POLITICAL advertising campaigns reveal what political parties think of their potential voters; what they see as their frustrations, fears and desires. The Slovak National Party (SNS) does not hold the intellect of its potential voters in very high regard, to judge by the billboard campaign it launched recently.
As one might expect, the SNS believes its voters suffer from an acute allergy to all things Hungarian. One of the party’s billboards features the slogan “From the Tatras to the Danube only in Slovak”. Another billboard features a cartoon of Hungarian Prime Minister Viktor Orbán in a sinking boat next to the slogan “We have been protecting the Slovak land for 140 years”. For the racist and frustrated the SNS offers a billboard featuring a run-down block of flats with satellite dishes and poses the question “How long will we pay for the Gypsies?” You get the idea.

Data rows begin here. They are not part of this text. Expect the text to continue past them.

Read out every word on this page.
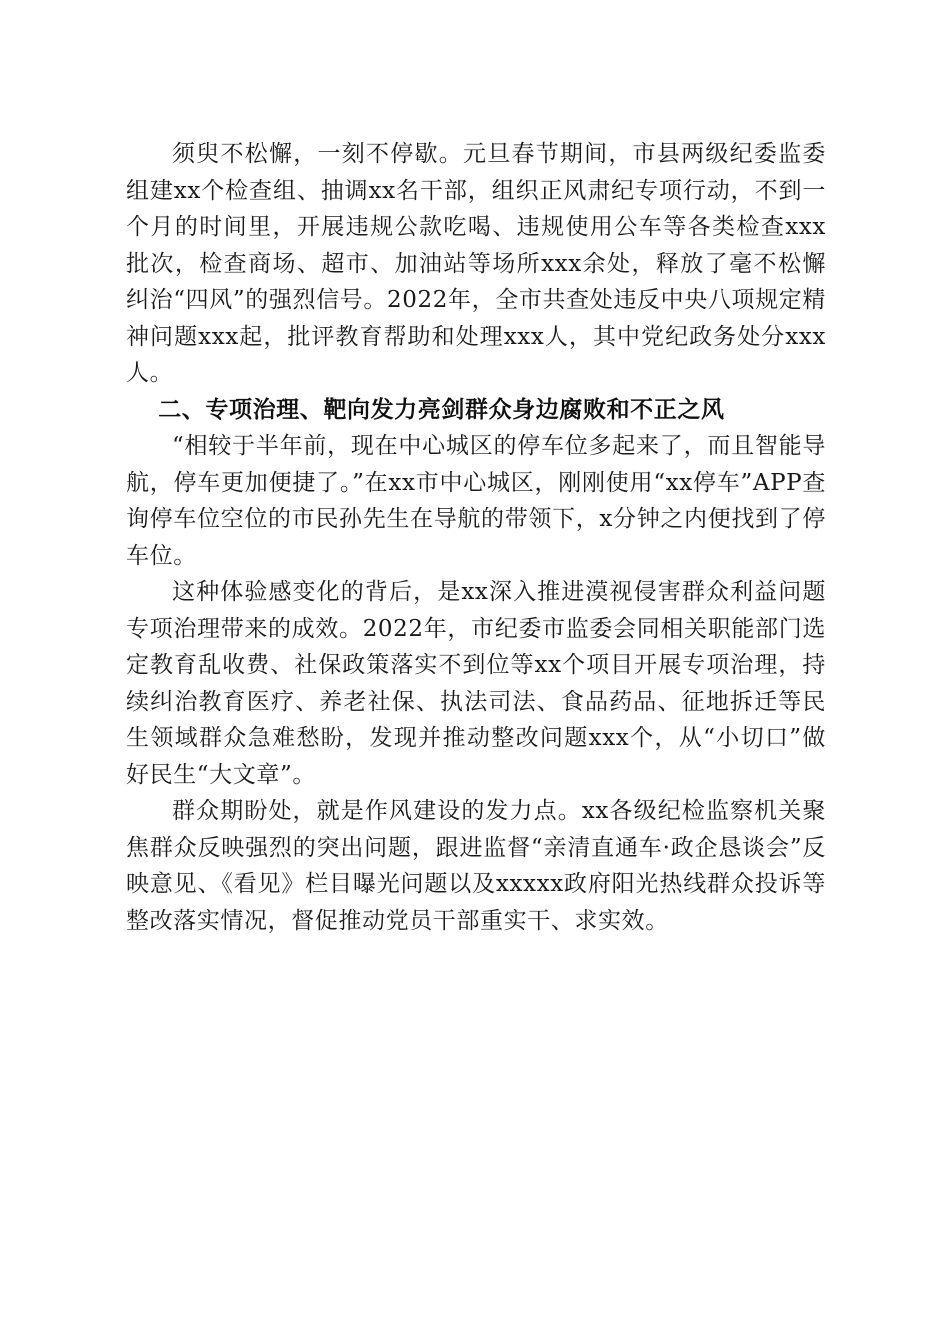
须臾不松懈，一刻不停歇。元旦春节期间，市县两级纪委监委组建xx个检查组、抽调xx名干部，组织正风肃纪专项行动，不到一个月的时间里，开展违规公款吃喝、违规使用公车等各类检查xxx批次，检查商场、超市、加油站等场所xxx余处，释放了毫不松懈纠治“四风”的强烈信号。2022年，全市共查处违反中央八项规定精神问题xxx起，批评教育帮助和处理xxx人，其中党纪政务处分xxx人。

二、专项治理、靶向发力亮剑群众身边腐败和不正之风

“相较于半年前，现在中心城区的停车位多起来了，而且智能导航，停车更加便捷了。”在xx市中心城区，刚刚使用“xx停车”APP查询停车位空位的市民孙先生在导航的带领下，x分钟之内便找到了停车位。

这种体验感变化的背后，是xx深入推进漠视侵害群众利益问题专项治理带来的成效。2022年，市纪委市监委会同相关职能部门选定教育乱收费、社保政策落实不到位等xx个项目开展专项治理，持续纠治教育医疗、养老社保、执法司法、食品药品、征地拆迁等民生领域群众急难愁盼，发现并推动整改问题xxx个，从“小切口”做好民生“大文章”。

群众期盼处，就是作风建设的发力点。xx各级纪检监察机关聚焦群众反映强烈的突出问题，跟进监督“亲清直通车·政企恳谈会”反映意见、《看见》栏目曝光问题以及xxxxx政府阳光热线群众投诉等整改落实情况，督促推动党员干部重实干、求实效。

The good news is that according to the recent Polis opinion poll, fewer than 5 percent of voters now endorse the SNS and its unique brand of crassness.
Judging by Smer’s campaign, it seems confident that no matter how intense voters’ disillusionment with politics gets, it can count on an army of supporters who will respond to its vague promise of “certainties” (these, Smer’s slogan tells us, are what we “deserve”). Robert Fico’s victory seems all but assured no matter how dirty the cage of Gorilla, the document consisting of alleged transcripts of wiretaps of meetings between various Slovak politicians and a businessman conducted by the country’s SIS spy agency, and no matter how many more secret documents emerge before the elections.

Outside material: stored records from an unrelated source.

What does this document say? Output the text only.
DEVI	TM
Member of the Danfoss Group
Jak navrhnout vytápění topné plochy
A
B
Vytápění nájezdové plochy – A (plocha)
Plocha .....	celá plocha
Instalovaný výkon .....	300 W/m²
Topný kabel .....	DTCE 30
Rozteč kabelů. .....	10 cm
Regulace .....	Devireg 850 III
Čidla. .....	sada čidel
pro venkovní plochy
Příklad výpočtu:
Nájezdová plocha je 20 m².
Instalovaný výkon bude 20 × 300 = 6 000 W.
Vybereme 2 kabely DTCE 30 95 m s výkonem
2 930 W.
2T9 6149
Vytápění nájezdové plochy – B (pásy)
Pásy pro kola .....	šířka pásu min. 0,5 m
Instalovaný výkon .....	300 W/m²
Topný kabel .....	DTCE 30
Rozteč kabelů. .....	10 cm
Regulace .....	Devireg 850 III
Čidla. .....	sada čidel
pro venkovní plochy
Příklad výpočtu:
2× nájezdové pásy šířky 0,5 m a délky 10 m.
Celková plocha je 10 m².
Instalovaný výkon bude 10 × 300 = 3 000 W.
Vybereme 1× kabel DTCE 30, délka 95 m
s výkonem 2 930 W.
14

There are depressingly few political billboards or TV ads which appeal to the viewer’s intellect, and if voters were now surveyed about the parties’ election programmes most would probably struggle to recite more than their billboard slogans.
Some have expressed doubt about whether these political ads work at all, and whether it pays for the parties to pour so much cash into the banal images which will continue to decorate the countryside for months.

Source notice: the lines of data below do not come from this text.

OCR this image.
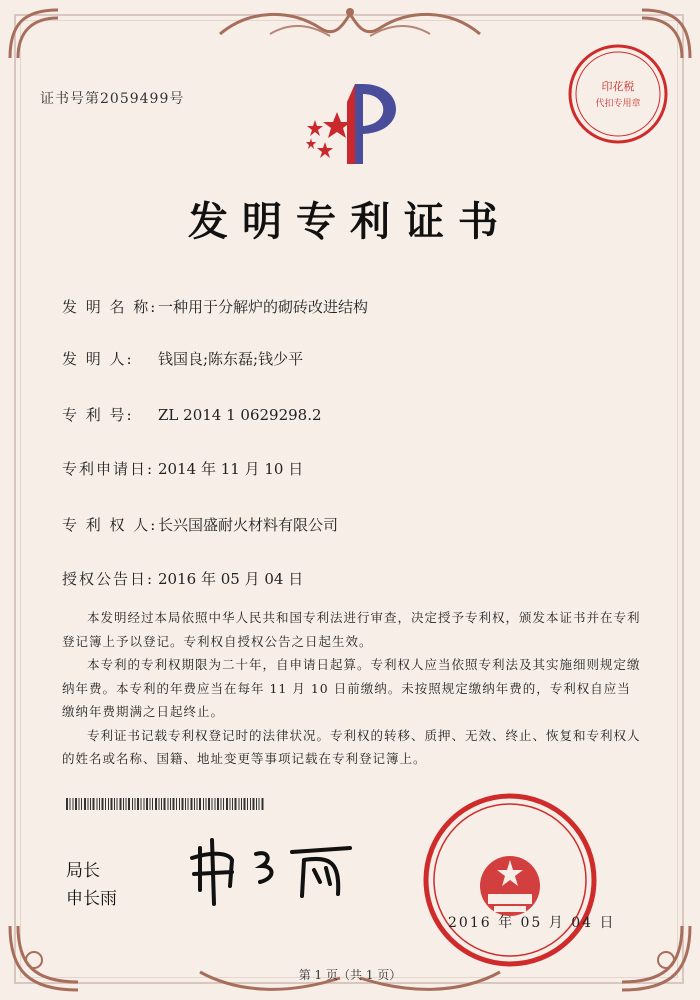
证书号第2059499号
印花税
代扣专用章
发明专利证书
发 明 名 称:一种用于分解炉的砌砖改进结构
发 明 人: 钱国良;陈东磊;钱少平
专 利 号: ZL 2014 1 0629298.2
专利申请日: 2014 年 11 月 10 日
专 利 权 人:长兴国盛耐火材料有限公司
授权公告日: 2016 年 05 月 04 日

本发明经过本局依照中华人民共和国专利法进行审查，决定授予专利权，颁发本证书并在专利登记簿上予以登记。专利权自授权公告之日起生效。

本专利的专利权期限为二十年，自申请日起算。专利权人应当依照专利法及其实施细则规定缴纳年费。本专利的年费应当在每年 11 月 10 日前缴纳。未按照规定缴纳年费的，专利权自应当缴纳年费期满之日起终止。

专利证书记载专利权登记时的法律状况。专利权的转移、质押、无效、终止、恢复和专利权人的姓名或名称、国籍、地址变更等事项记载在专利登记簿上。

局长
申长雨
2016 年 05 月 04 日
第 1 页（共 1 页）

The story of 99 Percent – Civic Voice, however, suggests that the ads do work. The party’s massive TV ad campaign seems to have secured the party, which is apparently backed by businessman Ivan Weiss, who in the past was linked to the Party of the Democratic Left (SDĽ), an approval rating of 6.9 percent, according to Polis. The endlessly repeated slogan “You too are the 99 percent” seems to have worked.
The party, which appeals to people’s frustration at austerity measures and their disillusionment with politics, has yet to explain clearly how it is funded or how much money it has spent on its campaign. Weiss said the money is: “Private funds which we are investing. We can very clearly tell what kind of funds these are. These are funds which we are sacrificing so that we can change something in the country; funds for which we could buy a hundred-million-worth of villas. None of us have them,” SITA reported.
The party craftily piggybacks on the image of the international 99 Percent movement and has been trying to secure voter sympathy through continuous reference to the “Gorilla story” and verbally panning “established politicians”, whom it calls Gorillas.
There is now a whole sub-culture of political discourse emerging on social networking sites where party members, spokespeople, sympathisers, crew, aides and cyber-freaks share links to the messages of their preferred politicians, or endlessly re-paste messages containing vitriolic criticism of their opponents.
Sometimes it is difficult to tell how much of this is paid work, to promote bread-givers or future employers.
The social sites nevertheless truly mirror the disillusionment of part of the nation, at least that part which actually uses social networks as opposed to sitting in pubs and letting off steam with a beer, to use another stereotype.
The number of entries online suggesting that people might just stay at home on March 10 has been growing. And though the comments are witty and make people smile, their smile may freeze when they imagine that this is how they will have to vent their frustrations with politics for the next four years – or possibly longer.